Tommy: Agree with previous, I think the text should be very specific and
talk about enhancements to CONNECT-UDP and CONNECT-IP. Be specific about
doing work that adds missing functionality that prevents use cases or
improves performance. Not sure that we should have authorization, not
sure what modification of proxied content means. Rather than discovery
and configuration, how about coordination between resources, some of
what Ben was getting at, recognizing that "this one server does
CONNECT-IP and CONNECT-UDP and CONNECT" and there may be some use cases
where we want to bundle them together and coordinate those different
resources. I don't have text for that right now, but that might cover a
more narrow sort. I think it's fine to say that we don't cover TCP stuff
and that that goes to HTTP, but perhaps TCP listening (for example) is
an example of a case where we should bring that to HTTP and ask if they
want to take that on or if they want to punt it over to MASQUE, because
that feels more like something for MASQUE.

Martin Duke: Definitely not proxying group. The current consensus is
that we are also not going to be masquem. Scope to actual problems we're
trying to solve, explicitly. Set of possible problems.

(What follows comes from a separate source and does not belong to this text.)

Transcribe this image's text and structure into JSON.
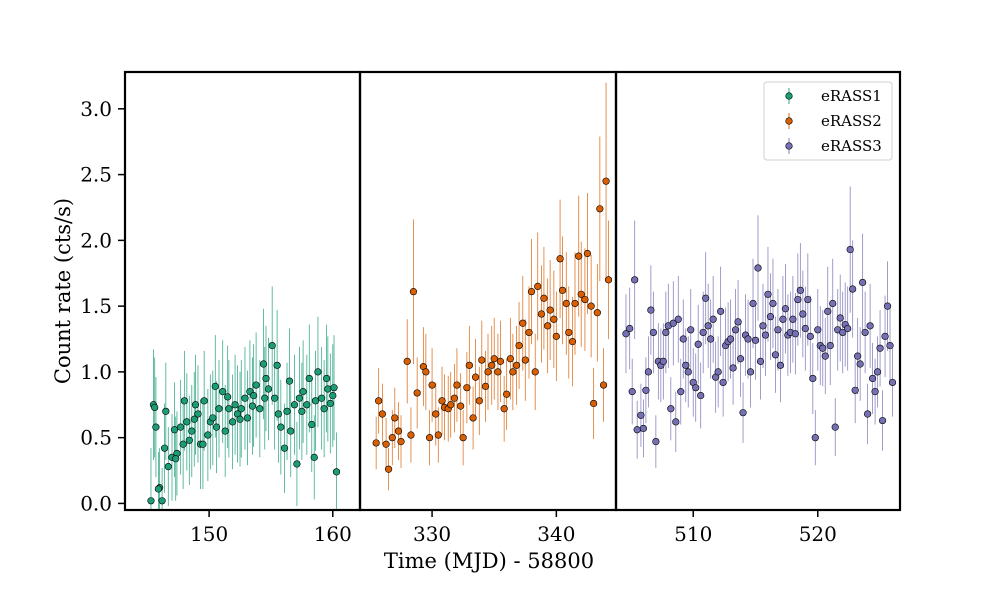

Alex: Interesting discussion in terms of overlap, not opposed to service
discovery (for example DoH endpoint on your MASQUE proxy). How do we do
layer breaking things that help us make a high performance useful
service.

Martin Thomson: I think this needs an exclusion clause saying that we're
not doing generic proxying.

David: Not quite as tight as explicitly listing the extensions, but
tightly listed by use case.

Lorenzo: Trying to figure out what MASQUE is going to offer, can we
proxy at fine grained IP level, and everything that is in pursuit of
that goal. How can a client appear to be at the proxy and still have
everything work as if it were directly connected to the internet.